Academic studies estimate that unscrupulous employers in New York City keep an extra billion dollars a year by defying New York State’s weak labor law and cheating timorous and ill-informed immigrant workers.

Ms. Toribio was both when she arrived from the Dominican Republic 10 years ago. But she evolved into a word-of-mouth investigator and organizer for the Make the Road New York community group. The organization has successfully worked with committed state inspectors to wring wage-theft judgments against scores of employers — $28,000 for a gouged fruit-stand peddler, $70,000 for 99-cent store workers, $400,000 from moguls squeezing the payroll at a sneaker chain.

New York needs a strong labor law like Arizona’s. Arizona is rightly notorious for its abusive anti-immigrant law. But its labor law seriously penalizes employers who retaliate against outspoken workers, and it provides confidentiality for whistle-blowers and faster, bigger damages for employers who ignore wage-theft judgments. A bill to toughen New York’s law awaits action by the Legislature, which is in its closing days, when the good and the ugly elbow for attention.

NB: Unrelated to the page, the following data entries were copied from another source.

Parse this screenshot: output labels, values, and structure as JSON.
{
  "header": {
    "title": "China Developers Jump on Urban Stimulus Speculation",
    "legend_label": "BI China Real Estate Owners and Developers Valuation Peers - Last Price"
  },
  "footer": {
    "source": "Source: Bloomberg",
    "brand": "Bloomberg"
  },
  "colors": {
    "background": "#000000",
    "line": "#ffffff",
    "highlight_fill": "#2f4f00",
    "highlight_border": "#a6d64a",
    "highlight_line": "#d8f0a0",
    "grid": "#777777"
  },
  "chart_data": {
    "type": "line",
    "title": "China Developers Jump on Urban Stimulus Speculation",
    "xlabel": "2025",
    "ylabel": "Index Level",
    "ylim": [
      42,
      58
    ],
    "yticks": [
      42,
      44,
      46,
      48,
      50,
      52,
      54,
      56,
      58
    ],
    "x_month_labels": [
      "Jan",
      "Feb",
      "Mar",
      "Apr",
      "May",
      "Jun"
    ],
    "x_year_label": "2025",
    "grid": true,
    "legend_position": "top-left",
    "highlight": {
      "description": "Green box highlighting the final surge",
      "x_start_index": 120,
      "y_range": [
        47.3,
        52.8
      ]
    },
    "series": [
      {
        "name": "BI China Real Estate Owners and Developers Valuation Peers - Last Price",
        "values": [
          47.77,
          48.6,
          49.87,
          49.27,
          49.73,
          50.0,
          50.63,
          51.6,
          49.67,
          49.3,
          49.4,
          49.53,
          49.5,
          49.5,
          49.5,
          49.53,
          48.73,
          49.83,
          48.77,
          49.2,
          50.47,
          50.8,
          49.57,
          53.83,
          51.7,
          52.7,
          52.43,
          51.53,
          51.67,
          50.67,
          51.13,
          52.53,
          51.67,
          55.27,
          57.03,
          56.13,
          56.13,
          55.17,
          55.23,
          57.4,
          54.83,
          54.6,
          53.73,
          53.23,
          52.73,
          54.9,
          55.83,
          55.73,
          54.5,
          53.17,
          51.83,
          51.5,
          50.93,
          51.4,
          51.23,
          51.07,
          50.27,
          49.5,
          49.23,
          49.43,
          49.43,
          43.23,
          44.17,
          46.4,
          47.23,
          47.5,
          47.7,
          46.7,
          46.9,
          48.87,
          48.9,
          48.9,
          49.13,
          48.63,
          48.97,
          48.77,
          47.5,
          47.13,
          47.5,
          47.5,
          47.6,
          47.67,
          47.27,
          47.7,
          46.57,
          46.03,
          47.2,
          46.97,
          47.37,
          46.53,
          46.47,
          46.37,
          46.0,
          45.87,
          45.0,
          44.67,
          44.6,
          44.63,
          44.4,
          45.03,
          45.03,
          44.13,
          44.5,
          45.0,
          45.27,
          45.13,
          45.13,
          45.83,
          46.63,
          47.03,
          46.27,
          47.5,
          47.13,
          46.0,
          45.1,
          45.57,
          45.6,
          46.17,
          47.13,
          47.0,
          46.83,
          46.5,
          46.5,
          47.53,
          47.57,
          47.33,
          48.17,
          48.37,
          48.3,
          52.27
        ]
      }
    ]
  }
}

“Albany could stop an awful lot of injustice,” Ms. Toribio says prayerfully. Her voice had a steely lilt on Friday when she talked other wage-cheated workers into going with her to Manhattan to picket a grocery store. She knows a “scared guy” there, a Mexican immigrant who earns $5 an hour with no vacation or overtime allowed in his 70-hour week. “The boss,” she says, “has to understand a worker is not alone.”